Of many memorable moments in the film, this scene is a standout, and not just because of Brando, though his contribution is justly celebrated. But watch Steiger again in the scene. What at first seems overly mannered, in the old style of acting, is instead the delivery of an actor who knows his character is in trouble with his boss, and that it’s either him or his brother. After Brando pushes away the gun, Steiger can hardly look at him. Bernstein’s score rises, and Steiger’s mood visibly changes. A split second before, he was holding a gun to his own brother. Now, as Brando expresses emotions and words previously unsaid about their relationship, about how Charley didn’t stand up for him when he needed it most, Steiger's voice is warmer as he changes heart and accepts responsibility for his brother. He may even know himself that he’ll eventually have to make the sacrifice for Terry--something he had avoided for years, and which he’ll be paying for, perhaps with his life. It’s a great scene for both actors, and it’s the heart of “Waterfront.”

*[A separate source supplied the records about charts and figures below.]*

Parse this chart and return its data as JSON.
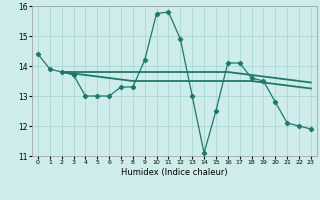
{
  "xlabel": "Humidex (Indice chaleur)",
  "background_color": "#ceecea",
  "grid_color": "#a8d8d4",
  "line_color": "#1a7a6e",
  "xlim": [
    -0.5,
    23.5
  ],
  "ylim": [
    11,
    16
  ],
  "xticks": [
    0,
    1,
    2,
    3,
    4,
    5,
    6,
    7,
    8,
    9,
    10,
    11,
    12,
    13,
    14,
    15,
    16,
    17,
    18,
    19,
    20,
    21,
    22,
    23
  ],
  "yticks": [
    11,
    12,
    13,
    14,
    15,
    16
  ],
  "line1_x": [
    0,
    1,
    2,
    3,
    4,
    5,
    6,
    7,
    8,
    9,
    10,
    11,
    12,
    13,
    14,
    15,
    16,
    17,
    18,
    19,
    20,
    21,
    22,
    23
  ],
  "line1_y": [
    14.4,
    13.9,
    13.8,
    13.7,
    13.0,
    13.0,
    13.0,
    13.3,
    13.3,
    14.2,
    15.75,
    15.8,
    14.9,
    13.0,
    11.1,
    12.5,
    14.1,
    14.1,
    13.6,
    13.5,
    12.8,
    12.1,
    12.0,
    11.9
  ],
  "line2_x": [
    2,
    3,
    4,
    5,
    6,
    7,
    8,
    9,
    10,
    11,
    12,
    13,
    14,
    15,
    16,
    17,
    18,
    19,
    20,
    21,
    22,
    23
  ],
  "line2_y": [
    13.8,
    13.75,
    13.7,
    13.65,
    13.6,
    13.55,
    13.5,
    13.5,
    13.5,
    13.5,
    13.5,
    13.5,
    13.5,
    13.5,
    13.5,
    13.5,
    13.5,
    13.45,
    13.4,
    13.35,
    13.3,
    13.25
  ],
  "line3_x": [
    2,
    3,
    4,
    5,
    6,
    7,
    8,
    9,
    10,
    11,
    12,
    13,
    14,
    15,
    16,
    17,
    18,
    19,
    20,
    21,
    22,
    23
  ],
  "line3_y": [
    13.8,
    13.8,
    13.8,
    13.8,
    13.8,
    13.8,
    13.8,
    13.8,
    13.8,
    13.8,
    13.8,
    13.8,
    13.8,
    13.8,
    13.8,
    13.75,
    13.7,
    13.65,
    13.6,
    13.55,
    13.5,
    13.45
  ]
}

The relationships and the acting of Brando, Steiger, Eva Marie Saint, and even Karl Malden in his stoic way, help “On the Waterfront” rise above the level of simple crime melodrama. This is a landmark American movie on a great American theme. Regardless of Kazan’s testimony, “On the Waterfront” remains a one of the greatest movies about finding the courage to do the right thing in the face of immense pressure.
ON THE (ASPECT RATIOS OF) WATERFRONT
In the early 1950s, Hollywood was fretting about television, and devising new ways to lure audiences back to the theater. Widescreen cinema was a direct response to this. But before theaters across the country could be adapted for the new processes, many films were shot in multiple aspect ratios. Criterion is presenting “On the Waterfront” in three different formats (see video below). The main presentation is in 1.66:1, disc two of the DVD set includes a slightly wider 1.85:1 presentation, and on disc three, you can see the film in the full camera aperture of 1.33:1. I prefer the 1.66 presentation, which offers just the right amount of headroom for the characters, while still retaining the widescreen cinematic feel.
The 4K restoration of the film is magnificent. The black and white image is crisp, with rich gradients of grayscale. Two audio options are available: either a restored mono track, or a new 5.1 mix using the stereo masters of Leonard Bernstein’s score. I preferred the balance of voice to music in the mono mix.
This is an essential release of an essential classic film. Bravo!